Géraldine signe là un doux roman qui se lit facilement, et qui nous mène au fond de nous-même, si l’on veut bien s’attacher à notre héros. 

Quelques extraits

  • Dangereux pour moi. Parce que je suis en train de devenir quelqu’un d’autre ou enfin de devenir moi-même. (p61)
  • Je vais finir par repartir, alors. L’issue du combat est proche. George le Lucide est en train de terrasser définitivement George le Taciturne.
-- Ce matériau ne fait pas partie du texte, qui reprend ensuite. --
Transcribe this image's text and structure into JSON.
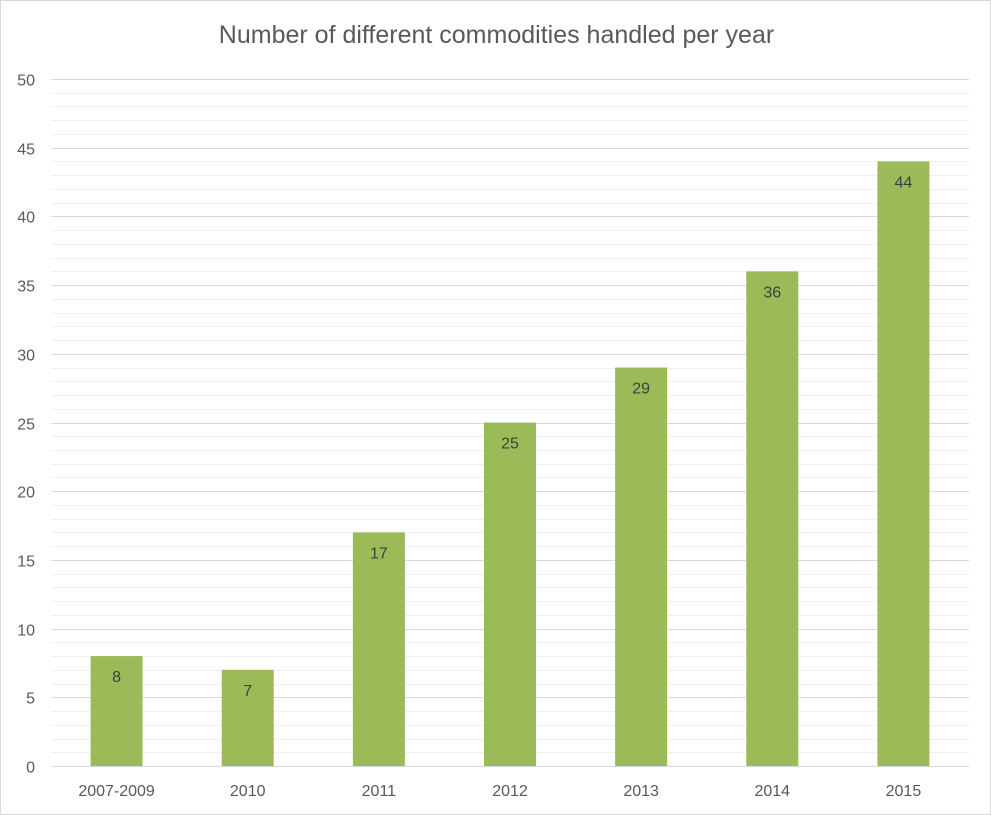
{
  "chart_data": {
    "type": "bar",
    "title": "Number of different commodities handled per year",
    "xlabel": "",
    "ylabel": "",
    "categories": [
      "2007-2009",
      "2010",
      "2011",
      "2012",
      "2013",
      "2014",
      "2015"
    ],
    "values": [
      8,
      7,
      17,
      25,
      29,
      36,
      44
    ],
    "ylim": [
      0,
      50
    ],
    "major_tick_step": 5,
    "minor_gridlines": true,
    "grid": true,
    "data_labels": true,
    "legend": "none",
    "bar_color": "#9bbb59",
    "grid_color": "#d9d9d9",
    "minor_grid_color": "#f0f0f0",
    "text_color": "#595959"
  }
}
J’assiste depuis trois jours au grand chambardement de mes planètes, à la rénovation de mon architecture intérieure, à une réconciliation, à un reparamétrage, à un tsunami dans ma base de données, mes contradictions se disciplinent dans une certaine harmonie. J’abats les troncs qui bouchent la vue. Ma noirceur s’irise. Mon misérabilisme me fait rire. J’ai de l’indulgence pour ma testostérone, ma calvitie est devenue tendance. J’ai piqué des sprints dans ma tête. Mon teinta rosi grâce à ce bol d’air climatisé. (p163)
  • Le couple d’en face s’est endormi devant la télévision. Il a la tête penchée en avant, elle sur le côté. Il a les bras croisés, elle les mains posées sur les accoudoirs. Finalement, ça ne ressemble à rien quand on dort à côté de la femme de sa vie. (p117)
  • J’ai envie de faire l’amour. Je dois manquer de tendresse. J’ai envie de marcher sur une plage. Je dois manquer d’espace. J’ai envie de plaire mais je ne suis plus séduisant. J’ai envie de me dépêcher, de prendre mon temps, de faire attention à ma ligne, de bouffer n’importe quoi, de changer toutes mes fringues, de mettre des photos de mes enfants partout chez moi, d’avoir 50 ans… (p189)

Un beau roman, une belle histoire. Merci encore Géraldine, et succès à After.